Tangan Haris kemudian terulur mencoba menyentuh Sofia yang masih kesakitan akibat tamparan keras yang barusan ia layangkan. Tak mau disentuh oleh suaminya, Sofia bergerak menghindar kemudian berlari masuk ke dalam kamar sambil menutupi bekas tamparan yang memerah dengan telapak tangan. Wajahnya kini sudah bersimbah air mata.

Tak jauh dari situ, Dewi tersenyum puas menyaksikan apa yang barusan dilakukan oleh Haris pada wanita yang berstatus sebagai istri pertama. Sandiwara yang dimainkan berjalan dengan sempurna. Ia memang sudah merencanakan ini sebelumnya. Sudah mengaturnya sedemikian rupa agar terlihat meyakinkan.

Sebenarnya Dewi mengetahui kalau putrinya agak demam dan sedikit rewel. Dewi sengaja menitipkan Alisa pada Sofia dan meminta Haris untuk mengantarnya ke suatu tempat. Agar Dewi punya alasan untuk menyalahkan Sofia atas sakit yang dialami putri kecilnya.

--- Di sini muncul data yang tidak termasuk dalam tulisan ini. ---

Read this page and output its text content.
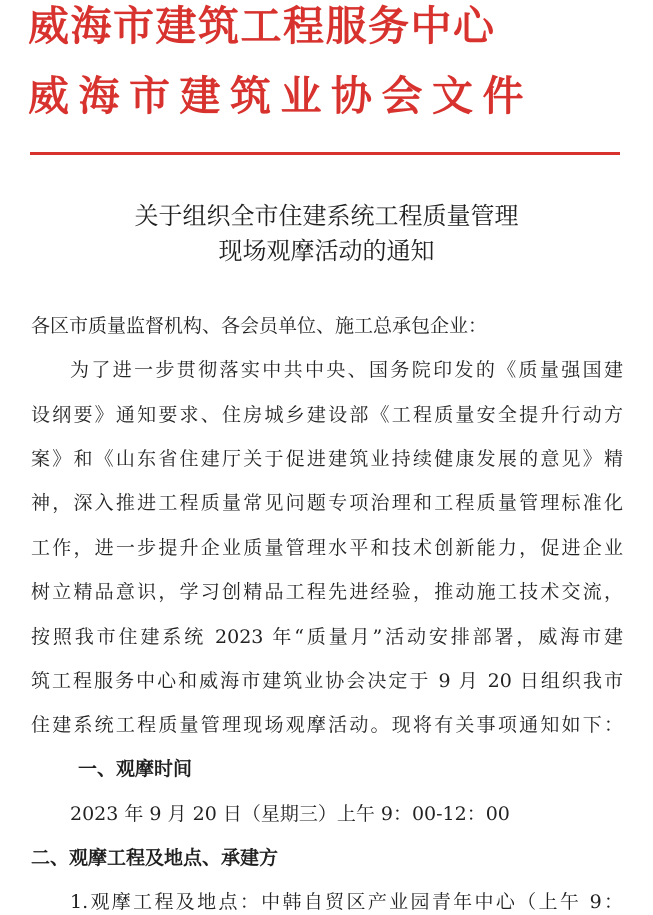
威海市建筑工程服务中心
威海市建筑业协会文件
关于组织全市住建系统工程质量管理
现场观摩活动的通知
各区市质量监督机构、各会员单位、施工总承包企业：
为了进一步贯彻落实中共中央、国务院印发的《质量强国建
设纲要》通知要求、住房城乡建设部《工程质量安全提升行动方
案》和《山东省住建厅关于促进建筑业持续健康发展的意见》精
神，深入推进工程质量常见问题专项治理和工程质量管理标准化
工作，进一步提升企业质量管理水平和技术创新能力，促进企业
树立精品意识，学习创精品工程先进经验，推动施工技术交流，
按照我市住建系统 2023 年“质量月”活动安排部署，威海市建
筑工程服务中心和威海市建筑业协会决定于 9 月 20 日组织我市
住建系统工程质量管理现场观摩活动。现将有关事项通知如下：
一、观摩时间
2023 年 9 月 20 日（星期三）上午 9：00-12：00
二、观摩工程及地点、承建方
1.观摩工程及地点：中韩自贸区产业园青年中心（上午 9：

Tentang tanda merah yang terdapat pada tubuh Alisa, itu adalah tanda yang sengaja dibuat-buat oleh Dewi. Tanda merah yang ia ciptakan sendiri sebelum Alisa dititipkan pada Sofia. Tanda merah itulah yang tadi dia perlihatkan pada Haris, yang dia sebut sebagai bekas cubitan yang dilakukan oleh Sofia. Dan ternyata Haris percaya begitu saja pada apa yang dia ucapkan. Apalagi didukung oleh kondisi Alisa yang semakin rewel.

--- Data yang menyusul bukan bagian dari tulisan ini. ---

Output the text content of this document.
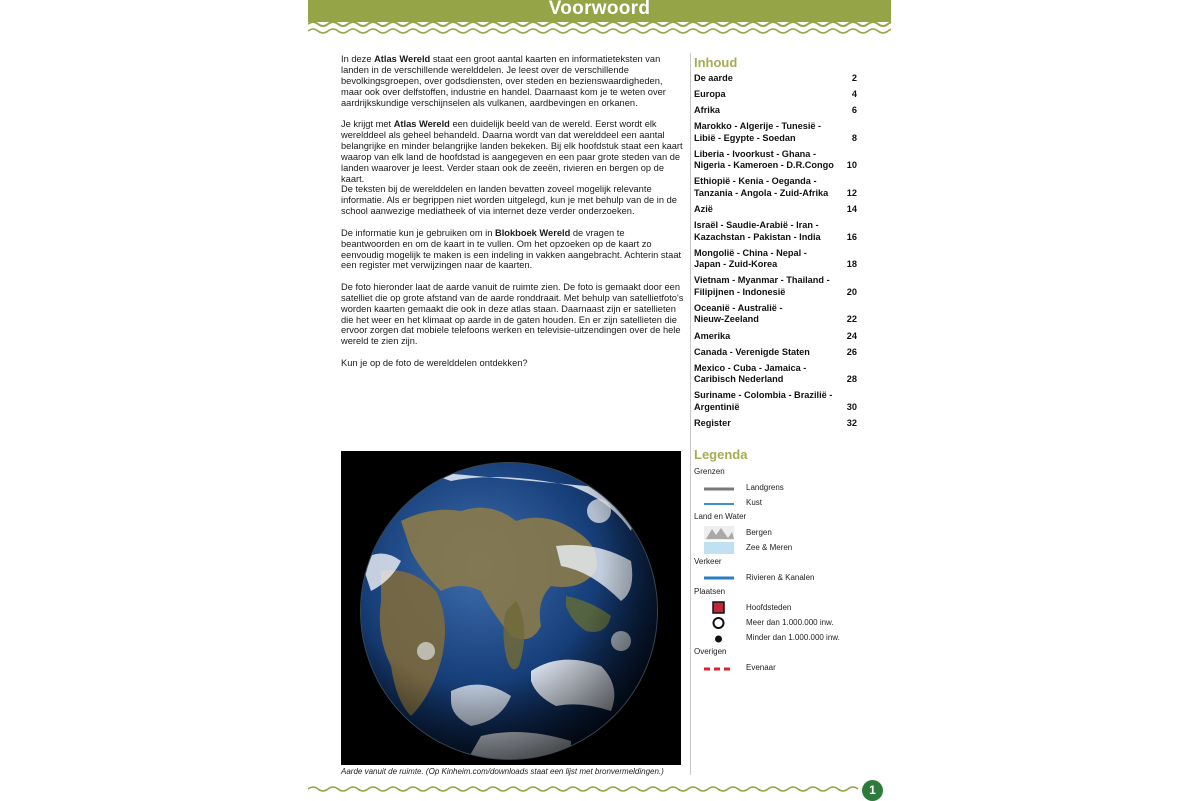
Voorwoord

In deze Atlas Wereld staat een groot aantal kaarten en informatieteksten van landen in de verschillende werelddelen. Je leest over de verschillende bevolkingsgroepen, over godsdiensten, over steden en bezienswaardigheden, maar ook over delfstoffen, industrie en handel. Daarnaast kom je te weten over aardrijkskundige verschijnselen als vulkanen, aardbevingen en orkanen.

Je krijgt met Atlas Wereld een duidelijk beeld van de wereld. Eerst wordt elk werelddeel als geheel behandeld. Daarna wordt van dat werelddeel een aantal belangrijke en minder belangrijke landen bekeken. Bij elk hoofdstuk staat een kaart waarop van elk land de hoofdstad is aangegeven en een paar grote steden van de landen waarover je leest. Verder staan ook de zeeën, rivieren en bergen op de kaart.
De teksten bij de werelddelen en landen bevatten zoveel mogelijk relevante informatie. Als er begrippen niet worden uitgelegd, kun je met behulp van de in de school aanwezige mediatheek of via internet deze verder onderzoeken.

De informatie kun je gebruiken om in Blokboek Wereld de vragen te beantwoorden en om de kaart in te vullen. Om het opzoeken op de kaart zo eenvoudig mogelijk te maken is een indeling in vakken aangebracht. Achterin staat een register met verwijzingen naar de kaarten.

De foto hieronder laat de aarde vanuit de ruimte zien. De foto is gemaakt door een satelliet die op grote afstand van de aarde ronddraait. Met behulp van satellietfoto's worden kaarten gemaakt die ook in deze atlas staan. Daarnaast zijn er satellieten die het weer en het klimaat op aarde in de gaten houden. En er zijn satellieten die ervoor zorgen dat mobiele telefoons werken en televisie-uitzendingen over de hele wereld te zien zijn.

Kun je op de foto de werelddelen ontdekken?

Aarde vanuit de ruimte. (Op Kinheim.com/downloads staat een lijst met bronvermeldingen.)
Inhoud
De aarde	2
Europa	4
Afrika	6
Marokko - Algerije - Tunesië -
Libië - Egypte - Soedan	8
Liberia - Ivoorkust - Ghana -
Nigeria - Kameroen - D.R.Congo	10
Ethiopië - Kenia - Oeganda -
Tanzania - Angola - Zuid-Afrika	12
Azië	14
Israël - Saudie-Arabië - Iran -
Kazachstan - Pakistan - India	16
Mongolië - China - Nepal -
Japan - Zuid-Korea	18
Vietnam - Myanmar - Thailand -
Filipijnen - Indonesië	20
Oceanië - Australië -
Nieuw-Zeeland	22
Amerika	24
Canada - Verenigde Staten	26
Mexico - Cuba - Jamaica -
Caribisch Nederland	28
Suriname - Colombia - Brazilië -
Argentinië	30
Register	32
Legenda
Grenzen
Landgrens
Kust
Land en Water
Bergen
Zee & Meren
Verkeer
Rivieren & Kanalen
Plaatsen
Hoofdsteden
Meer dan 1.000.000 inw.
Minder dan 1.000.000 inw.
Overigen
Evenaar
1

Rencana Dewi berjalan mulus tanpa hambatan. Dia berhasil membuat Haris dan Sofia semakin berjarak. Sejak awal Dewi sudah bertekad akan menjauhkan kedua pasangan itu bagaimana pun caranya. Perempuan itu hendak memiliki Haris untuk dirinya sendiri, menjadi satu-satunya wanita yang mendampingi Haris. Itu adalah salah satu tujuan Dewi mendekati keluarga mendiang suaminya. 

"Bersiaplah Sofia, sebentar lagi kamu akan ditendang keluar dari rumah ini," bisiknya pada diri sendiri. Tersenyum jahat, wanita itu lalu  melangkah masuk ke dalam kamar sambil menggendong Alisa yang telah tertidur dalam gendongan.

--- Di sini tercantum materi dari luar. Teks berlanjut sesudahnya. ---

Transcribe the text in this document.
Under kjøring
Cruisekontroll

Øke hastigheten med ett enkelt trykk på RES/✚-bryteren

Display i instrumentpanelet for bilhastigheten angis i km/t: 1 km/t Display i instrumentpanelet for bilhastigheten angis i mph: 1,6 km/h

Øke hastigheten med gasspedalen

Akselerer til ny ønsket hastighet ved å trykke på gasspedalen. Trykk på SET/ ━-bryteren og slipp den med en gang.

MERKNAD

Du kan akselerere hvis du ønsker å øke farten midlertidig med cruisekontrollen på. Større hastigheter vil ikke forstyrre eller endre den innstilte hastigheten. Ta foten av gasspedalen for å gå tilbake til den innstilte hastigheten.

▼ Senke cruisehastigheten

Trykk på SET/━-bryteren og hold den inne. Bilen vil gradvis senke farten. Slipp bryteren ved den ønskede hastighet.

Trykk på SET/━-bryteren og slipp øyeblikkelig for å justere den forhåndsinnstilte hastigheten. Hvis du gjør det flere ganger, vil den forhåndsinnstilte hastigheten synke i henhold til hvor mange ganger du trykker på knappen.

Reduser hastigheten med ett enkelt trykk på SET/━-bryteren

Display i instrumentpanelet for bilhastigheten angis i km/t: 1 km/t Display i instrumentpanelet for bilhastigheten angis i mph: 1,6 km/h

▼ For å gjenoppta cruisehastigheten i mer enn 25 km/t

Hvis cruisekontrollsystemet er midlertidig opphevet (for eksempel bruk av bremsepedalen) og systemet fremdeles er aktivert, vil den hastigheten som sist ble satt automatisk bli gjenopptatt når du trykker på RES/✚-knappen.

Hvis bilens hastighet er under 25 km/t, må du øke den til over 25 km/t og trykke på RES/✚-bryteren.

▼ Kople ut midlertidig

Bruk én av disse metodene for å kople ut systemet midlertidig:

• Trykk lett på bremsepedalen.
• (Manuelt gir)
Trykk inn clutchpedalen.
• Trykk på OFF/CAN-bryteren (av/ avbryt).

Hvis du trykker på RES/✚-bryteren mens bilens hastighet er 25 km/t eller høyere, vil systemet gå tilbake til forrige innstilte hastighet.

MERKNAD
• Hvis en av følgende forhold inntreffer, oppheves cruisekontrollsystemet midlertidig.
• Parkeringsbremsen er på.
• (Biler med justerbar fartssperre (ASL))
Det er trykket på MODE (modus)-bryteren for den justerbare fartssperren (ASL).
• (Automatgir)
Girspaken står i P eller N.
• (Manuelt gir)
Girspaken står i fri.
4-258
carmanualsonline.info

Di dalam kamar sempit yang ditempati oleh Sofia, wanita itu duduk tergugu di tepi ranjang. Sesekali jemari menghapus air mata yang kembali membasahi pipi. Wajahnya masih terasa perih, tapi lebih perih lagi rasa sakit hatinya akibat perlakuan Haris. Sofia benar-benar tak menyangka sikap Haris akan sekasar itu padanya. Dadanya terasa sesak mengingat perlakuan suami yang telah bertindak kasar padanya.

"Buka pintunya, Sofia!" Terdengar ketukan keras menyusul suara Haris dari balik pintu kamar yang tertutup.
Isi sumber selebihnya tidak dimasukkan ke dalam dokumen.